The county responded the following month with a copy of the license, but did not provide the other requested materials, including a state audit of the jail’s mental health care.

“I got one page – a document that was suitable for framing, a certificate,” Finer said. “I didn’t get the application materials – nothing. They stiffed me on the other documents. They sent me one page, knowing they had scores of documents, hundreds of them.”

Finer said he repeatedly questioned the county’s response and was told, “We gave you everything we had.”

In July 2015, Finer interviewed the jail’s mental health care supervisor, Kristina Ray, as part of a separate lawsuit brought by Robert “Danny” Lee, who had spent a week in jail without his prescribed psychiatric medications in 2013.

In the deposition, Ray told Finer that the jail had many of the documents he had requested a year earlier.

The county previously paid $50,000 to Lee’s family to settle a claim over the medication delay. It also paid $28,000 in penalties for failing to disclose a one-page memo that said inmates would not be given medications they bring with them to the jail.

Commissioners Al French and Josh Kerns approved the latest settlement during a meeting Tuesday. Commissioner Shelly O’Quinn was absent.

Steve Bartel, the county’s risk manager, said records officials didn’t find all the requested documents in part because of confusion after the county took authority over the jail from the Sheriff’s Office in 2013. To prevent future mishaps, the county will focus on training employees to conduct more thorough and timely searches, he said.
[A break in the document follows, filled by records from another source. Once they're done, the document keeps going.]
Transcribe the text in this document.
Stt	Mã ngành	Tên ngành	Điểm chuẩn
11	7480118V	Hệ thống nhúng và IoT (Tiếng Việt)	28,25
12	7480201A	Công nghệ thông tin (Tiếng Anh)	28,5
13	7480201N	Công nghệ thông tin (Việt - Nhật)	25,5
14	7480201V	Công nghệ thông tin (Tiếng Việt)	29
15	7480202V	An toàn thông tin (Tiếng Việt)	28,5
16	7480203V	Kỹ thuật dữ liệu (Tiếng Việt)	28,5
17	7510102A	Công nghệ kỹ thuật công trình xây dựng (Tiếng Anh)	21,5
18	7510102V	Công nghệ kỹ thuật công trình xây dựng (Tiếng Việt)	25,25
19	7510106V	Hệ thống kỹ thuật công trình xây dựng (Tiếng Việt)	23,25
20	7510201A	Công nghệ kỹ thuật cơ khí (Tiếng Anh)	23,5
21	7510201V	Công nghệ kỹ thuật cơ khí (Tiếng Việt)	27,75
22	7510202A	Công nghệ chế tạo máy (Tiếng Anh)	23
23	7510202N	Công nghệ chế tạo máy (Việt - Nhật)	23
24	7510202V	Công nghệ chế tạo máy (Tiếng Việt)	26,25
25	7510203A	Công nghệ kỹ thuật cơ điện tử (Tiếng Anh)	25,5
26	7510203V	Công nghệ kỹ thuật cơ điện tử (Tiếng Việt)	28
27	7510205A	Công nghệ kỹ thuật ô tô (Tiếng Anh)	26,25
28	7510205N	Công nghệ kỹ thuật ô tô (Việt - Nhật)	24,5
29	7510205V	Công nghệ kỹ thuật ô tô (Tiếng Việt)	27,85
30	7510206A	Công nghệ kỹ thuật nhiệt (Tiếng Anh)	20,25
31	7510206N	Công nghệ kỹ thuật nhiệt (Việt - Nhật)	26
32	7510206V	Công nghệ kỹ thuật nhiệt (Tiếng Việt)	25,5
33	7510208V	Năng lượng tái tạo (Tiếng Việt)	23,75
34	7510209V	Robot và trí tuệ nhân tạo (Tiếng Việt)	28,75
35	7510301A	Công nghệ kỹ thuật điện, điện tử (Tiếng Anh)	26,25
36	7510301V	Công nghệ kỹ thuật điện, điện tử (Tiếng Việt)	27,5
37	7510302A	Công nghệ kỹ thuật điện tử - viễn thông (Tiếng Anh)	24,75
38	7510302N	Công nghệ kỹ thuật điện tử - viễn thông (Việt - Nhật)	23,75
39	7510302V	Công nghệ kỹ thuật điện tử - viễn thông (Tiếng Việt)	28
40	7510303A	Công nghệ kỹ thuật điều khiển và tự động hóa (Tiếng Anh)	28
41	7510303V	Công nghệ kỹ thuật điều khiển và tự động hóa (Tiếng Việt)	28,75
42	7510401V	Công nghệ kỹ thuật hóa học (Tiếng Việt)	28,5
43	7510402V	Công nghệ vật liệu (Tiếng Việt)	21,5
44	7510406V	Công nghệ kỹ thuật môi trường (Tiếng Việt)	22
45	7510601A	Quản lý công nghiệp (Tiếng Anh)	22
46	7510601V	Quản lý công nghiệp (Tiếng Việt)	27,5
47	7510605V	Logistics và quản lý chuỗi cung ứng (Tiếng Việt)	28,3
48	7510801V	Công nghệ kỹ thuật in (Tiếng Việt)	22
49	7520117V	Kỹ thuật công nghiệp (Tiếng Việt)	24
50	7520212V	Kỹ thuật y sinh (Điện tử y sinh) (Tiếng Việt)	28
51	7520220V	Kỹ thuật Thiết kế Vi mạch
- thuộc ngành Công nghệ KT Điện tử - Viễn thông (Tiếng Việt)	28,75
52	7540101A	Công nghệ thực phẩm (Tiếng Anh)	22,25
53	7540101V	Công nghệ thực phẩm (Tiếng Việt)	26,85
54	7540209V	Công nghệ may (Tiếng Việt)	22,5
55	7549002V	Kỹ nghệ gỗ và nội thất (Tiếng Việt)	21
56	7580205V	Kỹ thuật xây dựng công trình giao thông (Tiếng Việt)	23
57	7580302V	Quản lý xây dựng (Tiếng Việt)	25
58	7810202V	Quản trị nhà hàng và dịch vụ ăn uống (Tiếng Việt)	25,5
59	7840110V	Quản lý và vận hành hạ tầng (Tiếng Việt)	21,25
Bartel acknowledged that $100,000 is “a lot of money” but said it’s a small price compared to the fines that could be imposed if the county were to lose at trial.

Under state law, penalties for failing to disclose public records can be up to $100 per document, per day it is not disclosed. According to Finer, hundreds of pages of records were not disclosed for nearly two years.

“The potential is quite honestly pretty dramatic,” Bartel said. “It can get expensive pretty quickly.”

Bartel said the undisclosed documents were uncontroversial, and the county had “no reason” to keep them from public view.

Finer said he’s still in the process of reviewing them.